Alex Cabrera is on a pace to break the Japanese Leagues home run record of 55, which is shared by Sadaharu Oh (1964) and ex-Cub Karl "Tuffy" Rhodes (2001). Rhodes you may remember hit three home runs on opening day in 1994 (to put my rotisserie team in a hole they never climbed out off) and four in four consecutive at-bats over the course of the first two games that year, though he only had 13 for his MLB career.
Like Tuffy Rhodes, Cabrera is guy who has talent but never put it together at the major-league level so turned instead to the Japanese Leagues. Japanese baseball has been littered with these types of players: Tom O'Malley, Roberto Petagine, the Day brothers, etc. Cabrera may even be an exception among this baseball side show.
Cabrera was signed by the Cubs in 1991 at the age of 19 as a first baseman/outfielder. He hit for power and moved up until 1994 when he hit 24 home runs and drove in 73 with a .273 batting average for Peoria of the Double-A Midwest League. It seemed like a breakthrough year, but Cabrera started the next year at the Florida State League instead of moving up a level as he had done the previous three. He hit an empty .294 while slugging only .388 and had 2 homers in 214 at-bats. Whether this was due to his apparent demotion (i.e., non-promotion) or some injury (he was not on the DL however) is difficult to say, but he played only 54 games. The next year he was demoted to the Single-A California League, hit .281 with a .470 slugging average, 15 home runs and 53 RBI. He was 25 and floundering in the Cubs organization when he was mercifully released at the end of 1996.
The next couple of seasons he spent in baseball's answer to purgatory, the Mexican League. He hit over .300 each year with a total of 44 home runs in two years. In 1998, the Devil Rays signed him but then loaned him back to the Mexico City Tigres for his second Mexican League season. They evidently were not impressed and let him become a free agent after 1998.
Cabrera went next to Taiwan and played for the China Trust hitting .317 with 21 home runs and a .580 slugging average. That got the Diamondbacks' attention, and they signed him for 2000. He sped through the Rookie League, Double-A, and Triple-A hitting .353, slugging .851, and collecting 39 home runs in 76 games. According to Bill James, the major-league equivalents for those numbers are 30 home runs, 73 RBI, .322 batting average, .366 on-base percentage, and .728 slugging average. He was named Howe Sportsdata Minor League Player of the Year.

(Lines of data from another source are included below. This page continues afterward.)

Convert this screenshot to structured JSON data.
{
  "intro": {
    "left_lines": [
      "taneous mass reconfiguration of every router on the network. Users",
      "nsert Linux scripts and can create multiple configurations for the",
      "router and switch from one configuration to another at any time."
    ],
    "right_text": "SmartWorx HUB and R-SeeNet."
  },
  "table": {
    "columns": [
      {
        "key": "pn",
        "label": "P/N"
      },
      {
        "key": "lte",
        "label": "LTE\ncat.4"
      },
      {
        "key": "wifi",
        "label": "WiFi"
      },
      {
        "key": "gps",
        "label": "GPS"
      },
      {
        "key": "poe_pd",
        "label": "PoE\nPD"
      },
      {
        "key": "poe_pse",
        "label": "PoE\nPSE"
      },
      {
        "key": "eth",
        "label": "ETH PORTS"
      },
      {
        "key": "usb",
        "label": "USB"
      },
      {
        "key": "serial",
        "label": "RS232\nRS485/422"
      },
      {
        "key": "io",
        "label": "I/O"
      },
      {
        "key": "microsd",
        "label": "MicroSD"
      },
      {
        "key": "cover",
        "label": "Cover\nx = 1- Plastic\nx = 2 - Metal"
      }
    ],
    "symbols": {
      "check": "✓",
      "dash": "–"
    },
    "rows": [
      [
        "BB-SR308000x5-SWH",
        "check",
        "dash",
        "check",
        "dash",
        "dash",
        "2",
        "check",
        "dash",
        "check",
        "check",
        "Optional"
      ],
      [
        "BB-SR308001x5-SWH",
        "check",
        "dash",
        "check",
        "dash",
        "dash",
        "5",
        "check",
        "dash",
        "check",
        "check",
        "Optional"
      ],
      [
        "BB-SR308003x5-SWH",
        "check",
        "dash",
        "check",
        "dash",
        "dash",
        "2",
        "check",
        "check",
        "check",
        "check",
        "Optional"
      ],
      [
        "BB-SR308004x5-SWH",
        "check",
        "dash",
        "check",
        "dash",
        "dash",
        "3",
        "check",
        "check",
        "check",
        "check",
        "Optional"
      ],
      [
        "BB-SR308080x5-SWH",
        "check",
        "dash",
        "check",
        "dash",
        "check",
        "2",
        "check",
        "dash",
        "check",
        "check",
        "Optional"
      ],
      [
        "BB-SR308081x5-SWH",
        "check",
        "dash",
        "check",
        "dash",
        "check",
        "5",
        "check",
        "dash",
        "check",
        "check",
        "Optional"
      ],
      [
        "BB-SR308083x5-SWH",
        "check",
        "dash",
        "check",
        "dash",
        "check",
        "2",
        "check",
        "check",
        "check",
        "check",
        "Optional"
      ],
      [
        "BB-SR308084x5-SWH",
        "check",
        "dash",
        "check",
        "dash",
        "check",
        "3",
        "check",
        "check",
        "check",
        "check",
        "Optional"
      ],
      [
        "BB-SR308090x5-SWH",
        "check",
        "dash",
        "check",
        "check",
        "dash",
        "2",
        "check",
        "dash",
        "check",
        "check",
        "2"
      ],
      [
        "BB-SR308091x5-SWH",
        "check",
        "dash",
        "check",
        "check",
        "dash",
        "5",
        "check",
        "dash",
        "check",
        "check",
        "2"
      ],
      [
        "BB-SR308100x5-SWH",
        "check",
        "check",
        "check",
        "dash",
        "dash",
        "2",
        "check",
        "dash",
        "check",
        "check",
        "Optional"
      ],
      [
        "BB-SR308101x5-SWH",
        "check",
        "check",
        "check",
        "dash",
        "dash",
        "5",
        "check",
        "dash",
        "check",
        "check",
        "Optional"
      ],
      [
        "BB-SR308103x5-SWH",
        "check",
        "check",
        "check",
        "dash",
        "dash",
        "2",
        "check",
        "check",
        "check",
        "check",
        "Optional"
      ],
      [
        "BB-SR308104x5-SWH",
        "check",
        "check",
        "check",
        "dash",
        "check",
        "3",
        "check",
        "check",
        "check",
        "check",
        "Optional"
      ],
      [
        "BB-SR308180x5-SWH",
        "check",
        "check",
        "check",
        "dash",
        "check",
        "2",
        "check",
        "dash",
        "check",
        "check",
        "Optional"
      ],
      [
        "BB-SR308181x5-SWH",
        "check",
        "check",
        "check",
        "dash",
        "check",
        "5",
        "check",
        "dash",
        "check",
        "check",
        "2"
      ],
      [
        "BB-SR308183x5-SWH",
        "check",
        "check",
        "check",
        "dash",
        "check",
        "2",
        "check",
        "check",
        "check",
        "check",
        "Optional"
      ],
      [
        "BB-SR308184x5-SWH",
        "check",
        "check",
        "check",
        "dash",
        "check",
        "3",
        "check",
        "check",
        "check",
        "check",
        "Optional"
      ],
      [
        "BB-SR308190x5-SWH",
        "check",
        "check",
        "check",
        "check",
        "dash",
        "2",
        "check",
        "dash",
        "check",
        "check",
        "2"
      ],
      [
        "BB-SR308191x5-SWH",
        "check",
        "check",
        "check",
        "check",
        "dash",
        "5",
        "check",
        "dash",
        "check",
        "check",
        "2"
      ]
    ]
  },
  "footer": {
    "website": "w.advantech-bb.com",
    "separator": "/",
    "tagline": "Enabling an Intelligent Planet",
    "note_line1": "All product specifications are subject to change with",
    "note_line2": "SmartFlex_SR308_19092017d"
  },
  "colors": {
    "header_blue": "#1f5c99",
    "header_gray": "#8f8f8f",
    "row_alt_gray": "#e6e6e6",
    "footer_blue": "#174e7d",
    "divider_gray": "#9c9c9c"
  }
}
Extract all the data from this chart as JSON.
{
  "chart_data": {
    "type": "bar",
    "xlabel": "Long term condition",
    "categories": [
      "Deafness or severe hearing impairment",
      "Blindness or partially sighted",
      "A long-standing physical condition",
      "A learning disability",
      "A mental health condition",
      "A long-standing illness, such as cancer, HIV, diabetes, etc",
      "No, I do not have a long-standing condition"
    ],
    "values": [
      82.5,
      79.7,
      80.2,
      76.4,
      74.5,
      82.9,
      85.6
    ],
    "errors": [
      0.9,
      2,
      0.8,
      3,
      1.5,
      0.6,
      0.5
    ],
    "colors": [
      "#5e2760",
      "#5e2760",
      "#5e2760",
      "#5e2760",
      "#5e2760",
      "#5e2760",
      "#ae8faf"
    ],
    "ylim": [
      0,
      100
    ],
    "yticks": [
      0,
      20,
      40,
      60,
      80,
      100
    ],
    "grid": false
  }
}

Finally, at the age of 28, Cabrera made it to the majors. In his first at-bat June 26 he hit a home run off of Yorkis Perez and then hit a triple the first time up in his next game. Cabrera hit .571, 4 HR and 13 RBI in his first week with Arizona, but then got injured and spent two weeks on the DL in July. When he returned, he struggled (2-for-22) and was sent down. He returned when Erubiel Durazo got hurt but only hit one more home run and spent the rest of the year mostly on the bench.
In total, he played in 31 games with 80 at-bats and had 5 home runs. He batted .263 with a .500 slugging average. At the end of 2000, Arizona apparently disenchanted with Cabrera's slump after his hot first week sold him to the Seibu Lions where he toils today.
In total Cabrera has been in five organizations, has had equal parts of success and failure, and now stands at the brink of marginalized greatness. Baseball is funny.